According to Hendricks, the baby, just a few hours old, was a “beautiful, healthy baby girl,” and was transported to a local hospital for further medical evaluation, and is doing “very well.”

The baby boxes are temperature-controlled and alarmed. When the outer door to the box is first opened, one of three alarms goes off. The person then has 30 seconds to place the child in the bassinet and close the door. Once placed in the bassinet, another signal is sent out that goes to the district’s monitoring and dispatch center, Hendricks said. The process is designed so the individual dropping off the baby can remain anonymous.

“There are three reasons why we hold a press conference after a baby is surrendered in a baby box. The first reason is to talk directly to the parent … To the parent that came to this location and surrendered your infant to the Mehlville Fire Department, I want to say thank you … Your baby was loved for the short time that these guys had her. We had eyes on your child within a minute of you placing the child in the box,” Safe Haven Baby Box founder and CEO Monica Kelsey said. “I know this does not come without pain … But again, thank you. Thank you for keeping your child safe; thank you for entrusting your child with us.”

Kelsey, who started the program after learning that she was abandoned as an infant, said that the state was already seeking out adoptive parents for the baby.

“This baby was not abandoned. This baby was legally and lovingly anonymously surrendered in the Safe Haven Baby Box, and it’s an honor to be there for this mother in her time of need,” Kelsey said.

Rep. Jim Murphy, R-Oakville, spearheaded the effort in the legislature to pass a bill allowing the installation of baby boxes in Missouri. He began pursuing the issue in 2020, with legislation passed in 2021. Missouri already has a Safe Place for Newborns Law on the books, which allows parents to give up newborns up to 45 days old without prosecution, as long as it is done according to the law. Murphy’s legislation amends the law by adding an official baby box as an acceptable and anonymous drop-off location where relinquishing parents can surrender an infant, in addition to current locations defined in the act, such as firehouses, hospitals, maternity homes and law enforcement officers.

“What a journey. This journey didn’t start in August, and it doesn’t end today … I always thought when we put in this box, I hoped it was never necessary to have to use it, but I have to tell you, I am so absolutely taken aback at how important this box was that it was here, and it was needed,” Murphy said. “This mother was so courageous … to do what was best for her child’s future.”

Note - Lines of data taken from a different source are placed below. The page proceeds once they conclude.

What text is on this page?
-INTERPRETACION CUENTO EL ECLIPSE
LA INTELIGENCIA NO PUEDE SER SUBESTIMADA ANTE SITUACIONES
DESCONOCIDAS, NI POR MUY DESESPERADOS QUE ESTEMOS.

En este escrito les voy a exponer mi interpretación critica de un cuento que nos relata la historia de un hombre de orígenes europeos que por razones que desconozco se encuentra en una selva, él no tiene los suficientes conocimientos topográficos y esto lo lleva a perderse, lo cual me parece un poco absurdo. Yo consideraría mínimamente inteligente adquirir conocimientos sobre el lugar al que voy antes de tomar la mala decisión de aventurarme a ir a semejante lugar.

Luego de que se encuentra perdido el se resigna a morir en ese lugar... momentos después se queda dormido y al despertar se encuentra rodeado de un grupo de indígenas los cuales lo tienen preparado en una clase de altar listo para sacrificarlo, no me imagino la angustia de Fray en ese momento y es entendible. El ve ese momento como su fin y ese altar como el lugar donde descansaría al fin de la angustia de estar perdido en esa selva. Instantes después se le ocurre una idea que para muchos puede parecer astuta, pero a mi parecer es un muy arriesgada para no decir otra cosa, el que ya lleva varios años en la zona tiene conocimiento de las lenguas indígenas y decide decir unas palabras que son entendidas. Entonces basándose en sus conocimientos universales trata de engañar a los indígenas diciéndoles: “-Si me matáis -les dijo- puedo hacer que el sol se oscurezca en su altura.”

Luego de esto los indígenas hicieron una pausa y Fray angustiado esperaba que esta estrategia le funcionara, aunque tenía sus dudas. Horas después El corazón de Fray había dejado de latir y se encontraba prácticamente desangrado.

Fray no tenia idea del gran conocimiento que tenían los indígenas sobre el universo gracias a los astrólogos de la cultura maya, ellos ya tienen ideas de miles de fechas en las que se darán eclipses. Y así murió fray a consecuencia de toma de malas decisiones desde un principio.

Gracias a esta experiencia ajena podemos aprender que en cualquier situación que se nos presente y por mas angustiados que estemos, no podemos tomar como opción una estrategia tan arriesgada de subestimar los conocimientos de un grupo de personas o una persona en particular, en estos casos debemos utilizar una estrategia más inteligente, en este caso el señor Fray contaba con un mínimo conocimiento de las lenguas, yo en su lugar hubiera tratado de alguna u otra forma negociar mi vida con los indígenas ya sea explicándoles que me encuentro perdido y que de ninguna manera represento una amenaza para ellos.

According to Safe Haven Baby Box, there are now 202 active baby boxes in the country. Fifteen states have a Safe Haven Baby Box pretense in their state, including Indiana, Ohio, Arkansas, Kentucky, Alabama, Florida, New Mexico, North Carolina, Pennsylvania, Tennessee, Oklahoma, Iowa, West Virginia and Mississippi. Other states, like Texas, Wisconsin and Kansas, have amended their safe haven laws to include the Baby Box program, and 13 more states have legislation currently filed.

Nationwide, 42 babies have been surrendered in the boxes, and 147 have been “handed off,” according to Kelsey.

“Our focus is getting these women to walk into a fire station to hand their child to a person. That’s what we want them to do. It’s safer. We’re not going to tell you that it’s safer to put a baby in a box,” Kelsey said, “but when they won’t walk in, we have to have an alternative available … What we’re doing in the boxes is keeping the babies out of the dumpsters and the trash cans.”

According to MFPD Board of Director Treasurer Bonnie Stegman, plans to install another baby box in South County are already underway at Engine House No. 5, 11020 Mueller Road, which will be undergoing renovations.

The Call’s Ellie Marshall contributed to this report.